MLPerf Endpoints, yang dikembangkan oleh konsorsium MLCommons, hadir sebagai rangkaian benchmark inferensi AI yang dirancang khusus untuk merefleksikan penggunaan dunia nyata pada layanan GenAI.
"AMD telah lama mendukung standar terbuka dan benchmarking berbasis komunitas," ujar Emad Barsoum, Corporate VP AMD. Transparansi dalam evaluasi memberikan manfaat besar bagi seluruh ekosistem teknologi. Keterlibatan AMD sejak hari pertama mencakup pendefinisian beban kerja, aturan, serta infrastruktur untuk metode evaluasi baru ini.
Salah satu keunggulan utama dari MLPerf Endpoints adalah arsitektur berbasis API dan sistem pengiriman bergulir (rolling submission). Fitur ini memungkinkan pembaruan benchmark dilakukan secepat pembaruan perangkat lunak, sehingga hasil yang diperoleh tetap relevan dengan cepatnya perkembangan model GenAI modern.
David Kanter, Co-founder MLCommons, mengapresiasi kontribusi AMD dalam membangun standar ini menggunakan infrastruktur produksi nyata, yang memperkuat posisi MLPerf sebagai standar industri tepercaya.
Bagi AMD, kepemimpinan dalam AI juga tentang kontribusi aktif dalam menciptakan standar yang transparan dan dapat direproduksi. Dengan mempublikasikan panduan reproduksibilitas menggunakan framework AI open-source, AMD memastikan bahwa hasil benchmark dapat diverifikasi oleh komunitas secara luas.

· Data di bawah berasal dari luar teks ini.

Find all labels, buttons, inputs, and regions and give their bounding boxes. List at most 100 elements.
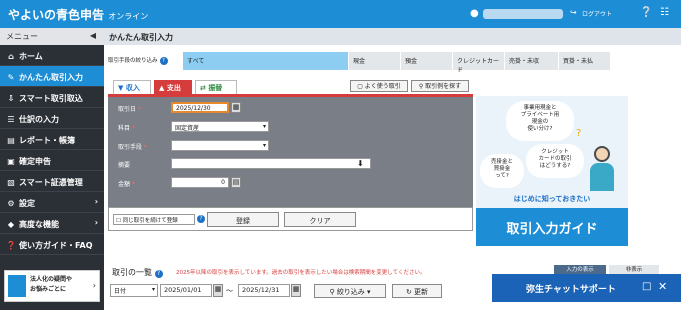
chevron-right-icon: ›: [94, 197, 98, 206]
import-icon: ⇩: [7, 94, 15, 103]
close-icon[interactable]: ✕: [658, 280, 667, 293]
date-from-input[interactable]: 2025/01/01: [160, 284, 212, 297]
tab-cash[interactable]: 現金: [349, 52, 401, 70]
minimize-icon[interactable]: □: [642, 281, 651, 292]
calendar-icon[interactable]: ▦: [213, 284, 223, 297]
help-icon: ❓: [6, 241, 16, 250]
guide-subtitle: はじめに知っておきたい: [513, 195, 591, 203]
chevron-down-icon: ▾: [262, 123, 266, 130]
continue-checkbox[interactable]: ☐ 同じ取引を続けて登録: [113, 214, 195, 225]
logout-icon: ↪: [570, 8, 577, 17]
date-input[interactable]: 2025/12/30: [171, 102, 229, 113]
period-type-select[interactable]: 日付 ▾: [110, 284, 158, 297]
guide-bubble-credit: クレジット カードの取引 はどうする?: [526, 144, 584, 178]
page-title: かんたん取引入力: [104, 28, 681, 45]
sidebar-item-documents[interactable]: ▧ スマート証憑管理: [0, 171, 104, 192]
range-separator: ～: [226, 287, 233, 295]
book-icon: ▢: [357, 83, 363, 90]
register-button[interactable]: 登録: [207, 212, 279, 227]
sidebar-item-guide[interactable]: ❓ 使い方ガイド・FAQ: [0, 234, 104, 255]
memo-label: 摘要: [118, 162, 131, 169]
report-icon: ▤: [7, 136, 15, 145]
sidebar-item-reports[interactable]: ▤ レポート・帳簿: [0, 129, 104, 150]
collapse-icon[interactable]: ◀: [90, 31, 96, 40]
date-to-input[interactable]: 2025/12/31: [238, 284, 290, 297]
sidebar-item-settings[interactable]: ⚙ 設定 ›: [0, 192, 104, 213]
refresh-icon: ↻: [405, 288, 412, 296]
memo-input[interactable]: [171, 158, 371, 169]
frequent-transactions-button[interactable]: ▢ よく使う取引: [350, 80, 408, 92]
person-illustration-icon: [588, 146, 616, 192]
search-icon: ⚲: [329, 288, 335, 296]
refresh-button[interactable]: ↻ 更新: [392, 284, 442, 298]
chevron-down-icon: ▾: [367, 288, 371, 296]
expense-icon: ▲: [159, 84, 165, 92]
sidebar-item-journal[interactable]: ☰ 仕訳の入力: [0, 108, 104, 129]
sidebar-item-easy-entry[interactable]: ✎ かんたん取引入力: [0, 66, 104, 87]
logout-link[interactable]: ログアウト: [582, 9, 612, 18]
help-icon[interactable]: ?: [197, 215, 205, 223]
calculator-icon[interactable]: ▤: [231, 177, 241, 188]
transfer-icon: ⇄: [200, 84, 206, 92]
filter-button[interactable]: ⚲ 絞り込み ▾: [314, 284, 386, 298]
chevron-down-icon: ▾: [151, 286, 155, 293]
tab-all[interactable]: すべて: [183, 52, 349, 70]
tab-payable[interactable]: 買掛・未払: [559, 52, 611, 70]
document-icon: ▧: [7, 178, 15, 187]
search-icon: ⚲: [418, 83, 424, 90]
filter-tabs: すべて 現金 預金 クレジットカード 売掛・未収 買掛・未払: [183, 52, 613, 74]
list-notice: 2025年以降の取引を表示しています。過去の取引を表示したい場合は検索期間を変更…: [176, 270, 426, 276]
guide-bubble-receivable: 売掛金と 買掛金 って?: [480, 154, 524, 188]
calendar-icon[interactable]: ▦: [291, 284, 301, 297]
help-icon: ?: [154, 270, 163, 278]
sidebar-item-tax-return[interactable]: ▣ 確定申告: [0, 150, 104, 171]
gear-icon: ⚙: [7, 199, 15, 208]
calendar-icon[interactable]: ▦: [231, 102, 241, 113]
method-label: 取引手段 *: [118, 144, 147, 151]
building-icon: [8, 275, 26, 297]
promo-text: 法人化の疑問や お悩みごとに: [30, 276, 73, 293]
guide-title: 取引入力ガイド: [476, 208, 628, 246]
tab-transfer[interactable]: ⇄ 振替: [195, 80, 237, 94]
journal-icon: ☰: [7, 115, 15, 124]
sidebar-item-home[interactable]: ⌂ ホーム: [0, 45, 104, 66]
input-guide-banner[interactable]: 事業用現金と プライベート用 現金の 使い分け? 売掛金と 買掛金 って? クレ…: [476, 96, 628, 246]
user-name-blurred: [483, 9, 563, 19]
app-logo[interactable]: やよいの青色申告 オンライン: [8, 6, 148, 23]
sidebar-item-smart-import[interactable]: ⇩ スマート取引取込: [0, 87, 104, 108]
chevron-right-icon: ›: [94, 218, 98, 227]
entry-form: 取引日 * ? 2025/12/30 ▦ 科目 * ? 固定資産▾ 取引手段 *…: [108, 94, 473, 231]
payment-method-select[interactable]: ▾: [171, 140, 269, 151]
list-title: 取引の一覧 ?: [112, 267, 163, 278]
menu-header: メニュー ◀: [0, 28, 104, 45]
help-icon[interactable]: ❔: [640, 7, 652, 18]
account-select[interactable]: 固定資産 ▾: [171, 121, 269, 132]
amount-label: 金額 *: [118, 181, 135, 188]
arrow-down-icon[interactable]: ⬇: [357, 159, 364, 168]
chat-support-widget[interactable]: 弥生チャットサポート □ ✕: [492, 274, 681, 302]
grid-menu-icon[interactable]: ☷: [660, 7, 669, 18]
tab-deposit[interactable]: 預金: [401, 52, 453, 70]
clear-button[interactable]: クリア: [284, 212, 356, 227]
tab-expense[interactable]: ▲ 支出: [154, 80, 192, 94]
income-icon: ▼: [118, 84, 124, 92]
amount-input[interactable]: 0: [171, 177, 229, 188]
promo-banner[interactable]: 法人化の疑問や お悩みごとに ›: [4, 270, 100, 302]
tab-credit-card[interactable]: クレジットカード: [453, 52, 505, 74]
app-header: やよいの青色申告 オンライン ● ↪ ログアウト ❔ ☷: [0, 0, 681, 28]
find-example-button[interactable]: ⚲ 取引例を探す: [411, 80, 469, 92]
sidebar-item-advanced[interactable]: ◆ 高度な機能 ›: [0, 213, 104, 234]
guide-bubble-cash: 事業用現金と プライベート用 現金の 使い分け?: [506, 101, 574, 141]
chat-title: 弥生チャットサポート: [526, 285, 616, 295]
tax-icon: ▣: [7, 157, 15, 166]
date-label: 取引日 *: [118, 106, 141, 113]
home-icon: ⌂: [8, 52, 14, 61]
sidebar: メニュー ◀ ⌂ ホーム ✎ かんたん取引入力 ⇩ スマート取引取込 ☰ 仕訳の入力 ▤ レ…: [0, 28, 104, 310]
account-label: 科目 *: [118, 125, 135, 132]
question-mark-icon: ?: [576, 128, 582, 139]
tab-income[interactable]: ▼ 収入: [113, 80, 151, 94]
tab-receivable[interactable]: 売掛・未収: [505, 52, 559, 70]
pencil-icon: ✎: [7, 73, 15, 82]
help-icon: ?: [159, 57, 168, 65]
filter-label: 取引手段の絞り込み?: [108, 56, 168, 65]
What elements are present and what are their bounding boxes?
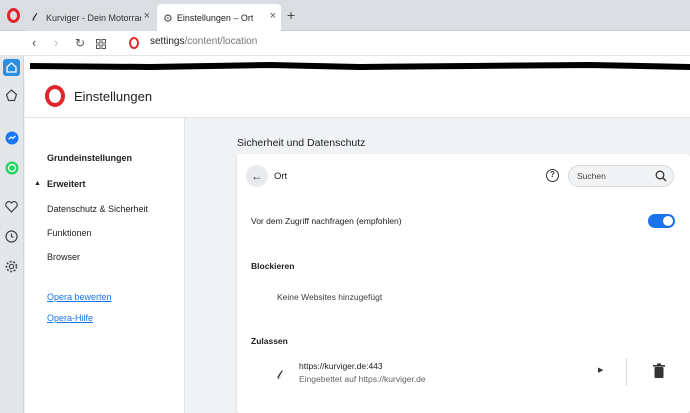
- sidebar: [0, 56, 24, 413]
- rate-opera-link[interactable]: Opera bewerten: [47, 292, 112, 302]
- toggle-knob: [663, 216, 673, 226]
- back-arrow-icon[interactable]: ‹: [32, 35, 36, 51]
- messenger-icon[interactable]: [3, 129, 20, 146]
- ask-before-access-toggle[interactable]: [648, 214, 675, 228]
- trash-icon[interactable]: [652, 363, 666, 379]
- search-icon[interactable]: [655, 170, 667, 182]
- url-path: /content/location: [184, 36, 258, 47]
- divider: [626, 358, 627, 386]
- close-tab-icon[interactable]: ×: [144, 11, 150, 22]
- heart-icon[interactable]: [3, 198, 20, 215]
- settings-icon[interactable]: [3, 258, 20, 275]
- opera-site-icon: [129, 37, 139, 49]
- block-section-title: Blockieren: [251, 261, 295, 271]
- whatsapp-icon[interactable]: [3, 159, 20, 176]
- allow-section-title: Zulassen: [251, 336, 288, 346]
- tab-bar: 𝓁 Kurviger - Dein Motorrad-Rou × ⚙ Einst…: [0, 0, 690, 32]
- nav-basic[interactable]: Grundeinstellungen: [47, 153, 132, 163]
- search-input[interactable]: [577, 169, 657, 183]
- page-title: Einstellungen: [74, 89, 153, 104]
- settings-nav: Grundeinstellungen ▲ Erweitert Datenschu…: [25, 118, 185, 413]
- forward-arrow-icon[interactable]: ›: [54, 35, 58, 51]
- gear-icon: ⚙: [163, 12, 173, 25]
- tab-settings-location[interactable]: ⚙ Einstellungen – Ort ×: [157, 4, 281, 32]
- settings-page: Einstellungen Grundeinstellungen ▲ Erwei…: [25, 74, 690, 413]
- expand-triangle-icon[interactable]: ▲: [34, 180, 41, 187]
- back-button[interactable]: ←: [246, 165, 268, 187]
- new-tab-button[interactable]: +: [287, 8, 295, 22]
- tab-title: Kurviger - Dein Motorrad-Rou: [46, 12, 141, 23]
- address-bar: ‹ › ↻ settings/content/location: [0, 31, 690, 56]
- ask-before-access-label: Vor dem Zugriff nachfragen (empfohlen): [251, 216, 402, 226]
- allowed-site-row[interactable]: 𝓁 https://kurviger.de:443 Eingebettet au…: [237, 354, 690, 394]
- motorcycle-favicon-icon: 𝓁: [277, 368, 281, 382]
- site-url: https://kurviger.de:443: [299, 361, 383, 371]
- tab-title: Einstellungen – Ort: [176, 13, 254, 23]
- speed-dial-icon[interactable]: [3, 87, 20, 104]
- opera-logo-icon: [45, 85, 65, 107]
- opera-logo-icon: [6, 7, 20, 23]
- nav-privacy-security[interactable]: Datenschutz & Sicherheit: [47, 204, 148, 214]
- block-empty-message: Keine Websites hinzugefügt: [277, 292, 383, 302]
- site-embedded-info: Eingebettet auf https://kurviger.de: [299, 374, 426, 384]
- tab-grid-icon[interactable]: [96, 37, 106, 53]
- nav-advanced[interactable]: Erweitert: [47, 179, 86, 189]
- chevron-right-icon[interactable]: ▶: [598, 366, 603, 374]
- help-icon[interactable]: ?: [546, 169, 559, 182]
- search-box[interactable]: [568, 165, 674, 187]
- location-settings-card: ← Ort ? Vor dem Zugriff nachfragen (empf…: [237, 154, 690, 413]
- tab-kurviger[interactable]: 𝓁 Kurviger - Dein Motorrad-Rou ×: [26, 4, 155, 31]
- history-icon[interactable]: [3, 228, 20, 245]
- redaction-scribble: [30, 62, 690, 71]
- url-field[interactable]: settings/content/location: [150, 36, 257, 47]
- section-title: Sicherheit und Datenschutz: [237, 137, 366, 149]
- motorcycle-favicon-icon: 𝓁: [32, 11, 36, 24]
- page-header: Einstellungen: [25, 74, 690, 118]
- opera-menu-button[interactable]: [4, 5, 22, 25]
- back-arrow-icon: ←: [251, 169, 263, 183]
- nav-features[interactable]: Funktionen: [47, 228, 92, 238]
- bookmark-bar: [24, 56, 690, 74]
- nav-browser[interactable]: Browser: [47, 252, 80, 262]
- opera-help-link[interactable]: Opera-Hilfe: [47, 313, 93, 323]
- home-icon[interactable]: [3, 59, 20, 76]
- reload-icon[interactable]: ↻: [75, 35, 85, 51]
- card-title: Ort: [274, 171, 288, 182]
- close-tab-icon[interactable]: ×: [270, 11, 276, 22]
- url-host: settings: [150, 36, 185, 47]
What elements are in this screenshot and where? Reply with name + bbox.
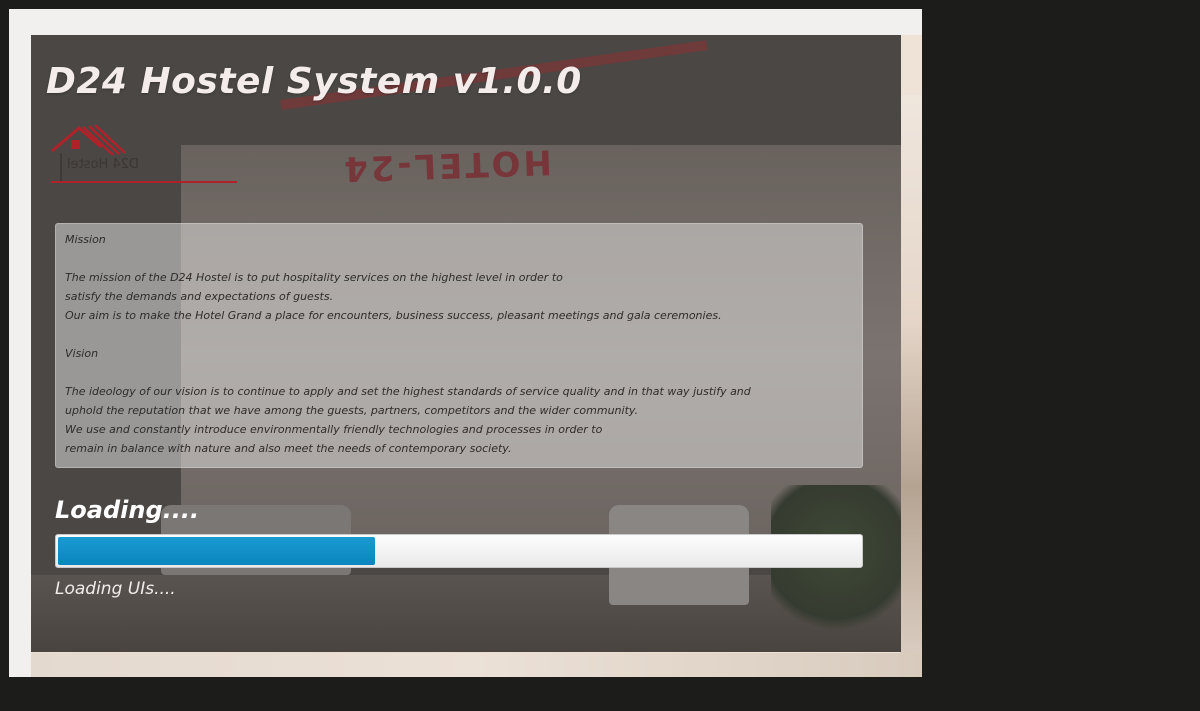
logo-text: D24 Hostel [67, 157, 139, 172]
mission-line: satisfy the demands and expectations of … [65, 290, 334, 303]
logo: D24 Hostel [49, 123, 239, 185]
mission-vision-panel: Mission The mission of the D24 Hostel is… [55, 223, 863, 468]
vision-line: The ideology of our vision is to continu… [65, 385, 751, 398]
mission-line: The mission of the D24 Hostel is to put … [65, 271, 563, 284]
house-icon [51, 124, 237, 183]
mission-heading: Mission [65, 233, 106, 246]
loading-title: Loading.... [55, 496, 200, 524]
vision-line: remain in balance with nature and also m… [65, 442, 512, 455]
vision-line [65, 363, 853, 382]
photo-edge-right [900, 95, 922, 655]
mission-line: Our aim is to make the Hotel Grand a pla… [65, 309, 722, 322]
mission-line [65, 249, 853, 268]
progress-fill [58, 537, 375, 565]
loading-progress-bar [55, 534, 863, 568]
splash-overlay: HOTEL-24 D24 Hostel System v1.0.0 D24 Ho… [31, 35, 901, 652]
vision-heading: Vision [65, 347, 99, 360]
mission-line [65, 325, 853, 344]
app-title: D24 Hostel System v1.0.0 [46, 61, 582, 102]
hotel-sign: HOTEL-24 [340, 141, 553, 189]
loading-status-text: Loading UIs.... [55, 579, 176, 599]
photo-edge-bottom [31, 653, 922, 677]
vision-line: uphold the reputation that we have among… [65, 404, 639, 417]
vision-line: We use and constantly introduce environm… [65, 423, 603, 436]
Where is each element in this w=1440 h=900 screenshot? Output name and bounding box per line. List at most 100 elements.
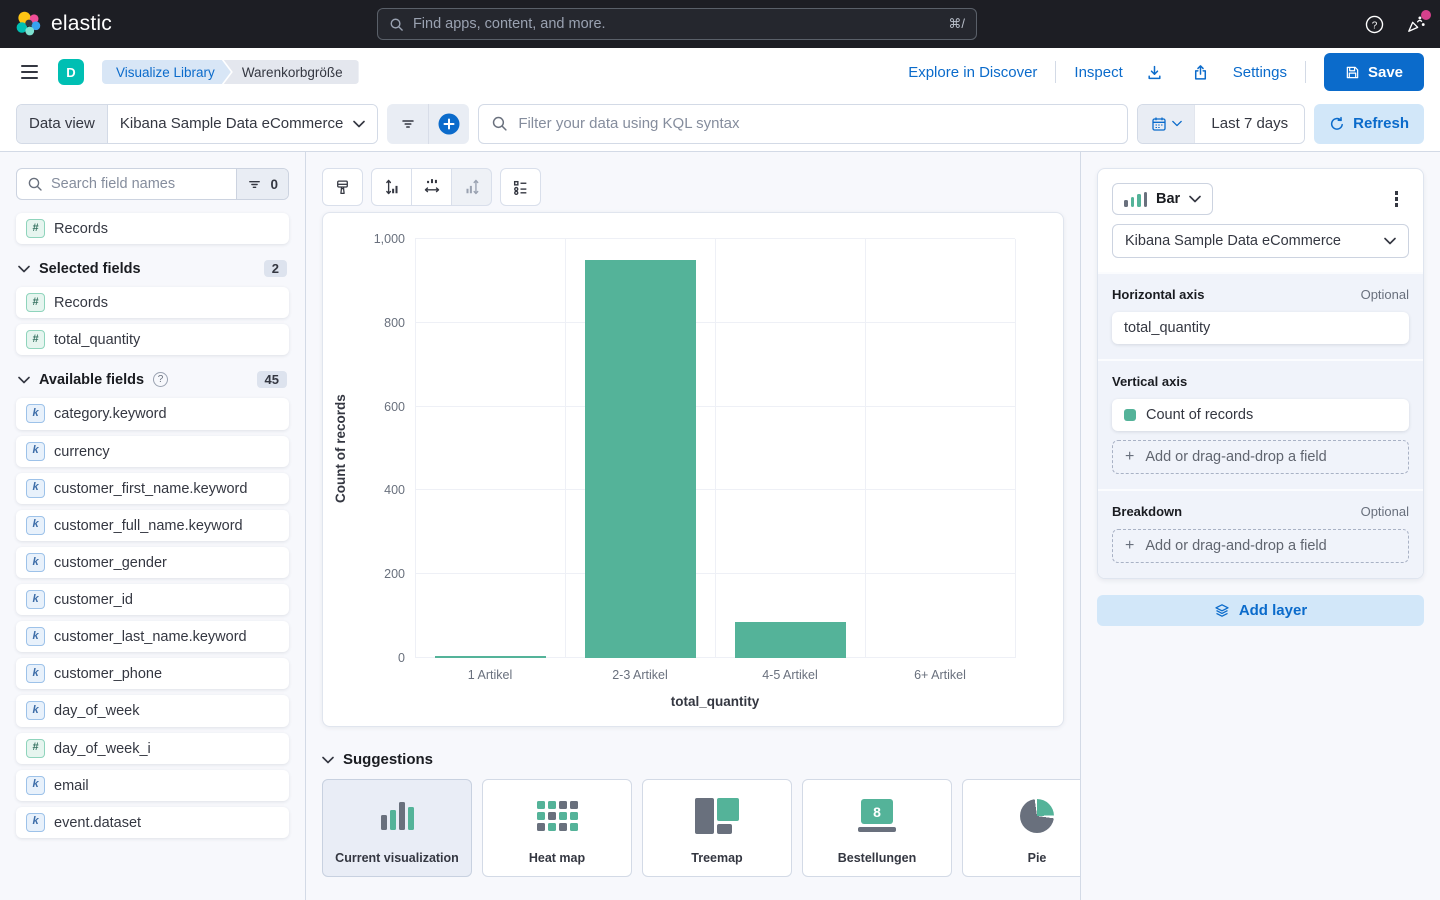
keyword-field-icon: k	[26, 553, 45, 572]
search-shortcut-hint: ⌘/	[948, 16, 965, 32]
add-filter-button[interactable]	[428, 104, 469, 144]
breadcrumb-visualize-library[interactable]: Visualize Library	[102, 60, 231, 84]
layer-data-view-selector[interactable]: Kibana Sample Data eCommerce	[1112, 224, 1409, 258]
y-axis-title: Count of records	[333, 239, 359, 658]
legend-settings-button[interactable]	[500, 168, 541, 206]
distribute-vertically-button[interactable]	[371, 168, 412, 206]
available-fields-header[interactable]: Available fields ? 45	[18, 371, 287, 388]
field-search-input[interactable]: Search field names	[17, 169, 236, 199]
breakdown-add-field[interactable]: + Add or drag-and-drop a field	[1112, 529, 1409, 563]
share-icon[interactable]	[1187, 58, 1215, 86]
date-picker-button[interactable]	[1138, 105, 1194, 143]
bar-4-5 Artikel[interactable]	[735, 622, 846, 658]
elastic-logo-icon	[14, 10, 42, 38]
download-icon[interactable]	[1141, 58, 1169, 86]
suggestion-pie[interactable]: Pie	[962, 779, 1081, 877]
metric-icon: 8	[803, 780, 951, 851]
field-item[interactable]: kday_of_week	[16, 695, 289, 726]
x-tick-label: 1 Artikel	[415, 668, 565, 682]
field-filter-button[interactable]: 0	[236, 169, 288, 199]
vertical-axis-label: Vertical axis	[1112, 374, 1187, 389]
gridline	[415, 239, 416, 658]
number-field-icon: #	[26, 739, 45, 758]
inspect-link[interactable]: Inspect	[1074, 64, 1122, 81]
save-button[interactable]: Save	[1324, 53, 1424, 91]
global-search-input[interactable]: Find apps, content, and more. ⌘/	[377, 8, 977, 40]
field-item-records[interactable]: # Records	[16, 213, 289, 244]
bar-1 Artikel[interactable]	[435, 656, 546, 659]
paintbrush-icon	[334, 179, 351, 196]
time-range-value[interactable]: Last 7 days	[1194, 105, 1304, 143]
vertical-axis-field[interactable]: Count of records	[1112, 399, 1409, 431]
field-item[interactable]: kcustomer_phone	[16, 658, 289, 689]
menu-icon[interactable]	[16, 57, 46, 87]
y-tick-label: 0	[398, 651, 405, 665]
gridline	[1015, 239, 1016, 658]
bar-2-3 Artikel[interactable]	[585, 260, 696, 658]
refresh-button[interactable]: Refresh	[1314, 104, 1424, 144]
vertical-axis-add-field[interactable]: + Add or drag-and-drop a field	[1112, 440, 1409, 474]
suggestion-treemap[interactable]: Treemap	[642, 779, 792, 877]
gridline	[565, 239, 566, 658]
suggestion-heat-map[interactable]: Heat map	[482, 779, 632, 877]
field-item[interactable]: #Records	[16, 287, 289, 318]
field-name: customer_gender	[54, 553, 167, 572]
breadcrumb: Visualize Library Warenkorbgröße	[102, 60, 359, 84]
notification-dot	[1421, 10, 1431, 20]
number-field-icon: #	[26, 219, 45, 238]
settings-link[interactable]: Settings	[1233, 64, 1287, 81]
field-item[interactable]: #total_quantity	[16, 324, 289, 355]
field-item[interactable]: kcustomer_full_name.keyword	[16, 510, 289, 541]
bar-chart-panel[interactable]: Count of records 02004006008001,000 1 Ar…	[322, 212, 1064, 727]
explore-in-discover-link[interactable]: Explore in Discover	[908, 64, 1037, 81]
field-item[interactable]: kevent.dataset	[16, 807, 289, 838]
data-view-selector[interactable]: Kibana Sample Data eCommerce	[107, 105, 377, 143]
distribute-horizontal-icon	[423, 178, 441, 196]
field-item[interactable]: kcategory.keyword	[16, 398, 289, 429]
field-item[interactable]: kemail	[16, 770, 289, 801]
field-item[interactable]: kcustomer_last_name.keyword	[16, 621, 289, 652]
x-tick-label: 2-3 Artikel	[565, 668, 715, 682]
suggestion-bestellungen[interactable]: 8 Bestellungen	[802, 779, 952, 877]
x-tick-label: 4-5 Artikel	[715, 668, 865, 682]
gridline	[715, 239, 716, 658]
field-name: day_of_week	[54, 701, 139, 720]
help-circle-icon[interactable]: ?	[153, 372, 168, 387]
kql-query-input[interactable]: Filter your data using KQL syntax	[478, 104, 1128, 144]
filter-options-button[interactable]	[387, 104, 428, 144]
suggestions-header[interactable]: Suggestions	[322, 751, 1064, 768]
layer-config-panel: Bar Kibana Sample Data eCommerce Horizon…	[1081, 152, 1440, 900]
app-nav-row: D Visualize Library Warenkorbgröße Explo…	[0, 48, 1440, 96]
distribute-vertical-icon	[383, 178, 401, 196]
field-name: customer_id	[54, 590, 133, 609]
visual-options-button[interactable]	[322, 168, 363, 206]
selected-fields-list: #Records #total_quantity	[16, 287, 289, 355]
suggestion-current-visualization[interactable]: Current visualization	[322, 779, 472, 877]
field-item[interactable]: kcustomer_id	[16, 584, 289, 615]
treemap-icon	[643, 780, 791, 851]
add-layer-button[interactable]: Add layer	[1097, 595, 1424, 626]
refresh-button-label: Refresh	[1353, 115, 1409, 132]
chevron-down-icon	[1189, 195, 1201, 203]
field-item[interactable]: kcurrency	[16, 436, 289, 467]
field-name: category.keyword	[54, 404, 167, 423]
field-item[interactable]: k customer_gender	[16, 547, 289, 578]
horizontal-axis-field[interactable]: total_quantity	[1112, 312, 1409, 344]
newsfeed-icon[interactable]	[1406, 14, 1426, 34]
kql-placeholder: Filter your data using KQL syntax	[518, 115, 739, 132]
x-axis-tick-labels: 1 Artikel2-3 Artikel4-5 Artikel6+ Artike…	[415, 658, 1015, 682]
field-item[interactable]: kcustomer_first_name.keyword	[16, 473, 289, 504]
distribute-horizontally-button[interactable]	[411, 168, 452, 206]
space-badge[interactable]: D	[58, 59, 84, 85]
elastic-logo[interactable]: elastic	[14, 10, 112, 38]
number-field-icon: #	[26, 330, 45, 349]
chart-type-selector[interactable]: Bar	[1112, 183, 1213, 215]
suggestions-section: Suggestions Current visualization	[322, 751, 1064, 877]
calendar-icon	[1151, 116, 1167, 132]
field-item[interactable]: #day_of_week_i	[16, 733, 289, 764]
help-icon[interactable]: ?	[1365, 15, 1384, 34]
selected-fields-header[interactable]: Selected fields 2	[18, 260, 287, 277]
x-axis-title: total_quantity	[415, 682, 1015, 714]
chart-plot-area[interactable]	[415, 239, 1015, 658]
layer-actions-icon[interactable]	[1390, 186, 1404, 212]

Ke depannya, AMD berencana untuk terus mempublikasikan hasil kinerja pada GPU AMD Instinct mereka melalui kerangka kerja MLPerf Endpoints. Langkah ini diharapkan dapat memberikan gambaran performa yang lebih realistis dan transparan bagi para penyedia layanan dan perusahaan yang ingin mengadopsi teknologi GenAI dalam skala besar.